Monica pushed an old-school Polaroid-selfie of her with Edwin and the legendary Yankees shortstop, Derek Jeter, grinning under matching baseball-caps, across my desk. Her point being that she was REALLY Edwin’s daughter, about which I had no doubt, as they were a spitting image.

“I’ll listen,” I lobbed back over a shrug “But I skipped breakfast and my first Jack of the day, so I’m in no mood for a fucking command performance.”

She reached over the desk, her breasts pulling on the fabric around the top buttoned button of her white shirt and pointed through the window to the pitched sky-blue roof of the International House of Pancakes, beyond the tracks of the elevated train on the other side of the street.

“We’d go to IHOP on Sundays after church. I’d get the Silver Dollar pancakes and soak them in as much fake-maple syrup as I could get away with, and he’d get the Breakfast Sampler with a side of white toast to mop up the grease the bangers and bacon left behind.”

I was supposing that the syrupy flashback meant that father and daughter weren’t close and I was wondering why, when she discarded the thought with a flick of the wrist, undid the top buttoned button, cupped her breasts through her shirt and squeezed them together.
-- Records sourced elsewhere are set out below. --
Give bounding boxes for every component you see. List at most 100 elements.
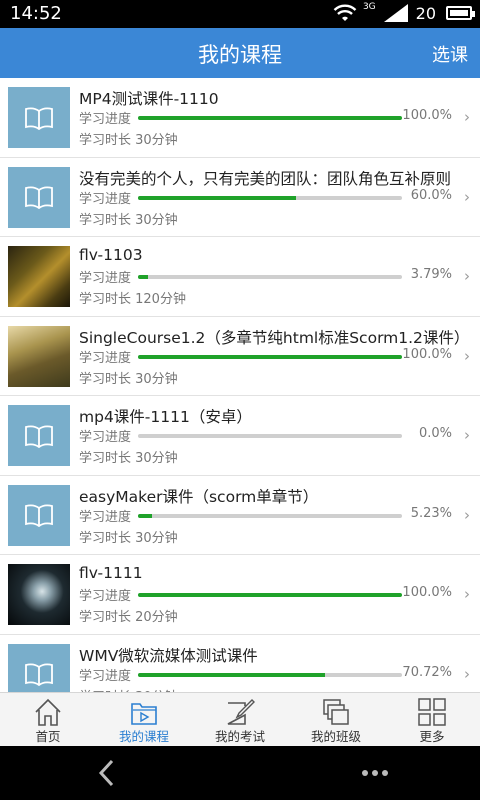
course-thumbnail xyxy=(8,405,70,466)
course-title: MP4测试课件-1110 xyxy=(79,90,219,108)
back-icon[interactable] xyxy=(92,756,122,790)
progress-percent: 5.23% xyxy=(410,505,452,521)
course-list[interactable]: MP4测试课件-1110 学习进度 100.0% 学习时长 30分钟 › 没有完美的个人，… xyxy=(0,78,480,692)
course-list-item[interactable]: mp4课件-1111（安卓） 学习进度 0.0% 学习时长 30分钟 › xyxy=(0,396,480,476)
chevron-right-icon: › xyxy=(464,585,470,603)
progress-percent: 100.0% xyxy=(402,108,452,123)
folder-play-icon xyxy=(131,703,157,725)
progress-percent: 0.0% xyxy=(418,426,452,441)
progress-label: 学习进度 xyxy=(79,589,132,604)
progress-label: 学习进度 xyxy=(79,430,132,445)
progress-bar xyxy=(138,593,402,597)
course-list-item[interactable]: WMV微软流媒体测试课件学习进度70.72%学习时长 30分钟› xyxy=(0,634,480,692)
progress-bar-fill xyxy=(138,354,402,359)
tab-more-label: 更多 xyxy=(419,729,445,744)
page-title: 我的课程 xyxy=(198,43,282,67)
course-title: easyMaker课件（scorm单章节） xyxy=(79,487,319,506)
battery-icon xyxy=(446,6,475,20)
progress-bar xyxy=(138,195,402,200)
tab-my-courses-label: 我的课程 xyxy=(118,729,169,744)
book-icon xyxy=(25,504,53,527)
chevron-right-icon: › xyxy=(464,505,470,524)
progress-label: 学习进度 xyxy=(79,271,132,286)
course-title: WMV微软流媒体测试课件 xyxy=(79,646,258,665)
study-duration: 学习时长 30分钟 xyxy=(79,212,178,228)
progress-bar-fill xyxy=(138,593,402,597)
course-thumbnail xyxy=(8,484,70,546)
tab-more[interactable]: 更多 xyxy=(384,693,480,746)
status-bar: 14:52 3G 20 xyxy=(0,0,480,28)
study-duration: 学习时长 30分钟 xyxy=(79,371,178,387)
course-thumbnail-photo xyxy=(8,564,70,625)
tab-my-exams-label: 我的考试 xyxy=(214,729,265,744)
course-list-item[interactable]: SingleCourse1.2（多章节纯html标准Scorm1.2课件） 学习进… xyxy=(0,316,480,396)
study-duration: 学习时长 30分钟 xyxy=(79,530,178,546)
book-icon xyxy=(25,425,53,448)
chevron-right-icon: › xyxy=(464,426,470,444)
progress-percent: 3.79% xyxy=(410,267,452,282)
progress-bar xyxy=(138,354,402,359)
progress-bar-fill xyxy=(138,275,148,279)
course-thumbnail xyxy=(8,166,70,228)
chevron-right-icon: › xyxy=(464,664,470,683)
progress-bar xyxy=(138,672,402,677)
bottom-tab-bar: 首页 我的课程 我的考试 我的班级 更多 xyxy=(0,692,480,746)
course-thumbnail xyxy=(8,643,70,692)
select-course-button[interactable]: 选课 xyxy=(432,41,468,67)
book-icon xyxy=(25,186,53,209)
study-duration: 学习时长 120分钟 xyxy=(79,292,186,307)
network-type: 3G xyxy=(362,2,376,12)
course-title: flv-1111 xyxy=(79,564,143,582)
progress-label: 学习进度 xyxy=(79,112,132,127)
book-icon xyxy=(25,107,53,130)
study-duration: 学习时长 30分钟 xyxy=(79,133,178,148)
course-list-item[interactable]: 没有完美的个人，只有完美的团队：团队角色互补原则 学习进度 60.0% 学习时长 30… xyxy=(0,157,480,237)
grid-icon xyxy=(418,698,446,726)
progress-percent: 100.0% xyxy=(402,346,452,362)
home-icon xyxy=(35,698,61,726)
progress-bar xyxy=(138,275,402,279)
course-title: flv-1103 xyxy=(79,246,143,264)
course-list-item[interactable]: MP4测试课件-1110 学习进度 100.0% 学习时长 30分钟 › xyxy=(0,78,480,158)
class-icon xyxy=(323,699,349,725)
progress-percent: 70.72% xyxy=(402,664,452,680)
progress-bar-fill xyxy=(138,116,402,120)
chevron-right-icon: › xyxy=(464,187,470,206)
status-time: 14:52 xyxy=(10,3,62,24)
study-duration: 学习时长 30分钟 xyxy=(79,451,178,466)
book-icon xyxy=(25,663,53,686)
progress-percent: 100.0% xyxy=(402,585,452,600)
course-thumbnail-photo xyxy=(8,325,70,387)
progress-label: 学习进度 xyxy=(79,509,132,525)
system-nav-bar xyxy=(0,746,480,800)
study-duration: 学习时长 20分钟 xyxy=(79,610,178,625)
tab-my-exams[interactable]: 我的考试 xyxy=(192,693,288,746)
wifi-icon xyxy=(333,4,357,21)
progress-bar xyxy=(138,434,402,438)
tab-my-courses[interactable]: 我的课程 xyxy=(96,693,192,746)
tab-home-label: 首页 xyxy=(35,729,61,744)
signal-icon xyxy=(383,4,408,22)
course-title: SingleCourse1.2（多章节纯html标准Scorm1.2课件） xyxy=(79,328,470,347)
progress-bar xyxy=(138,513,402,518)
edit-icon xyxy=(227,699,255,725)
more-options-icon[interactable] xyxy=(358,756,392,790)
course-list-item[interactable]: flv-1103 学习进度 3.79% 学习时长 120分钟 › xyxy=(0,237,480,317)
progress-label: 学习进度 xyxy=(79,668,132,684)
progress-bar-fill xyxy=(138,672,325,677)
tab-my-classes-label: 我的班级 xyxy=(310,729,361,744)
progress-bar xyxy=(138,116,402,120)
course-thumbnail xyxy=(8,87,70,148)
course-thumbnail-photo xyxy=(8,246,70,307)
chevron-right-icon: › xyxy=(464,267,470,285)
course-title: mp4课件-1111（安卓） xyxy=(79,408,252,426)
progress-label: 学习进度 xyxy=(79,350,132,366)
tab-my-classes[interactable]: 我的班级 xyxy=(288,693,384,746)
course-list-item[interactable]: easyMaker课件（scorm单章节） 学习进度 5.23% 学习时长 30分钟 › xyxy=(0,475,480,555)
battery-level: 20 xyxy=(415,3,436,23)
course-list-item[interactable]: flv-1111 学习进度 100.0% 学习时长 20分钟 › xyxy=(0,555,480,635)
course-title: 没有完美的个人，只有完美的团队：团队角色互补原则 xyxy=(79,169,452,188)
chevron-right-icon: › xyxy=(464,108,470,126)
progress-bar-fill xyxy=(138,195,297,200)
tab-home[interactable]: 首页 xyxy=(0,693,96,746)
“34 double-Ds. Same as Kate Upton’s. And real, I’m saving the silicon for my first post-partum. So that’s not happening any time soon. Now that’s out of the way, perhaps you can give me due respect and focus on my fucking story --- I’ll buy you dinner if you promise to act right.” The first thing you learn in my business is to never make promises you might have to keep, as your clients employ you to represent their needs and not as guardians of their morality. The second thing you learn is that lust is a poor judge of a case’s merits.


I ignored all I’d learned.

I slid back from the desk, spun away from Monica as I stood to give my interest time to subside, and helped her with her coat.

Yes, I keep a little humanity tucked away inside for special occasions.

We stepped out onto Broadway together and into a show — a girl clinging to her methed-up teen mama who was clinging to a life she’d never get to live; big-headed dogs barking at bigger-headed men barking at women barking at kids when they bark back; a posse beating a man unconsciousness for glancing at a girl that was gang property; Mister Softee jingling 24/7/365: the wailing sirens of patrol cars, ambulances and fire trucks smearing the dusk with their flashing lights; throbbing Detroit muscle way past its prime; The Chainsmokers smash hit “Closer”, a drum and bass nursery-rhyme, with a Blink-182 reference as a Millennial prop, on the hour every hour, with spins of Nicky Jam’s hyper-flirtatious “Hasta el amanecer” wedged in-between; and a NYPD Bell 429 chopper taking it all in percussively from its sky-high box.

An idling matt black BMW X5 bulletproof SUV lurked among the mess of vents and scoops and strakes and wings and bumps and edges of the double-parked late-model Uber and Lyft shared rides; headlights off, flashers on.

A sweet chariot weighed down low on its haunches by heavy metal and glass strong enough to stop bullets from an AK-47.

On a hunch, I re-routed our jaywalk to say hi, but the X5 rolled back, spun around and left a 450-horsepower turbocharged impression that whoever was inside didn’t want to be friends.

I snapped the X5’s plate as it pulled away. I’d inherited an adversary. Now I needed to put a name to the goons inside.